In the HDAD session on trade policy and impacts on industry, Ann Wilson, senior vice president, government affairs for the Motor and Equipment Manufacturers Association, asked Spear if he was optimistic about the USMCA agreement stabilizing trade. “I think things will stabilize,” Spear replied. “We want stability and certainty, and we hope having an agreement in place will bring manufacturing back online. We are looking at the latter half of 2020 to be strong for trucking.”
Wilson and Spear also talked about safety in the trucking industry. “Safety is the benchmark principal of our industry,” Spear said. “We are pro safety in the regulatory environment, but we want clarity of how to comply with regulations. As long as it’s clear, we can comply with it, even if we don’t like it.”
When the conversation turned to autonomous vehicles, Spear again emphasized the stance he has been taking for over three years that “trucking needs to take a seat at the table when it comes to regulations regarding autonomous trucks and not just let the passenger car industry dictate what will happen.”
Unity on Highway Funding
He also shared his thoughts on highway funding. “Infrastructure is one of those issues that requires unity. Externally we must speak with one voice.” Spear said he expects to see a House infrastructure bill introduced soon and hopes trucking will help shape the its direction.
ATA favors funding the next highway bill with a 5 cent increase in the fuel tax collected on wholesale purchases of motor fuel over four years. “That will add $340 billion to the Highway Trust Fund over 10 years. It will be more than enough to pay for [road and bridge] projects if it is not diverted to other projects,” he explained.
In answer to an audience member’s question, Spear said he did not understand why fuel taxes have become a political issue. “Democrats and Republicans, we all drive on the same roads and bridges. There is a role for the federal government [to fund infrastructure].”

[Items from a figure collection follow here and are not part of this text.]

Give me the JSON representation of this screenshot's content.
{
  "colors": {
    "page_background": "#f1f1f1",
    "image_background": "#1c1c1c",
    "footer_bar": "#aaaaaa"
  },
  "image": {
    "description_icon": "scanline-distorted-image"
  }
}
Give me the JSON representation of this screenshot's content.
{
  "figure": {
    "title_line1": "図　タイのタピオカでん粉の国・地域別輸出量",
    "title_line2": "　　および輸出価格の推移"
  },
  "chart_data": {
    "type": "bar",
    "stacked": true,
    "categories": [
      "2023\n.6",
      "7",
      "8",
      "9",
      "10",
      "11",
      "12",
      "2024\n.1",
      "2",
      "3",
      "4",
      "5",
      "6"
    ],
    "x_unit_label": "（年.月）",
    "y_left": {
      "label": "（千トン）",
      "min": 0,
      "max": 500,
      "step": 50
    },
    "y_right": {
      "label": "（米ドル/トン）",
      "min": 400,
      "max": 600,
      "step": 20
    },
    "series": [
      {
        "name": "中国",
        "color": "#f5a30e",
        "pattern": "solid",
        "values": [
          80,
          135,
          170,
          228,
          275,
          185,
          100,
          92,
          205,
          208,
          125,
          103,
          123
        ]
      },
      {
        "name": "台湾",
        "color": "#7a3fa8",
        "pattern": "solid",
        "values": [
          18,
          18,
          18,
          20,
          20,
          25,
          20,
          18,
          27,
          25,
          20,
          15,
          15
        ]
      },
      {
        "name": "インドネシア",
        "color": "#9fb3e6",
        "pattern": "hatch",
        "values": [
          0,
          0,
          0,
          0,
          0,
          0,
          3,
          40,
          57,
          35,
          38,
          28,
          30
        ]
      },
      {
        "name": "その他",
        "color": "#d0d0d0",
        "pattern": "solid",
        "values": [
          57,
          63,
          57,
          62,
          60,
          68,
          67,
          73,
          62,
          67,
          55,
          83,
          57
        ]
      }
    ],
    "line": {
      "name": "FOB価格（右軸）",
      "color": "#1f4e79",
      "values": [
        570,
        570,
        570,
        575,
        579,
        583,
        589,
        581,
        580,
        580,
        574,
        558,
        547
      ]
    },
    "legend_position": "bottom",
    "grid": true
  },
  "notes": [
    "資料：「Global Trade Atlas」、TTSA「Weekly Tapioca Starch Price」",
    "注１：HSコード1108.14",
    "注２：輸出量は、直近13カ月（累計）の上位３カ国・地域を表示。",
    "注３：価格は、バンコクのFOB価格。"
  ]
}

Spear reminded session attendees that without an infrastructure bill that’s national in scope, more than half the states will not have adequate funding for infrastructure projects. “We need a funding source that takes pressure off of states and localities,” he added.
He also remarked on the so-called “nuclear verdicts” that juries have been awarding to plaintiffs in suits against trucking companies. “It is an 800-pound gorilla,” he said. “There is a role for industry to help resolve this and it is called blocking and tackling.”Spear said ATA speaks regularly to members of Congress about what legal reform in this area would mean. “Nuclear verdicts are job killers. We will work with state trucking associations on this issue.”
Spear added that ATA has identified five states in which legislators would be willing to sign a tort reform bill to help blunt nuclear verdicts. However, he cautioned the audience that tort reform will not take place overnight. “It will be a 10-year process.”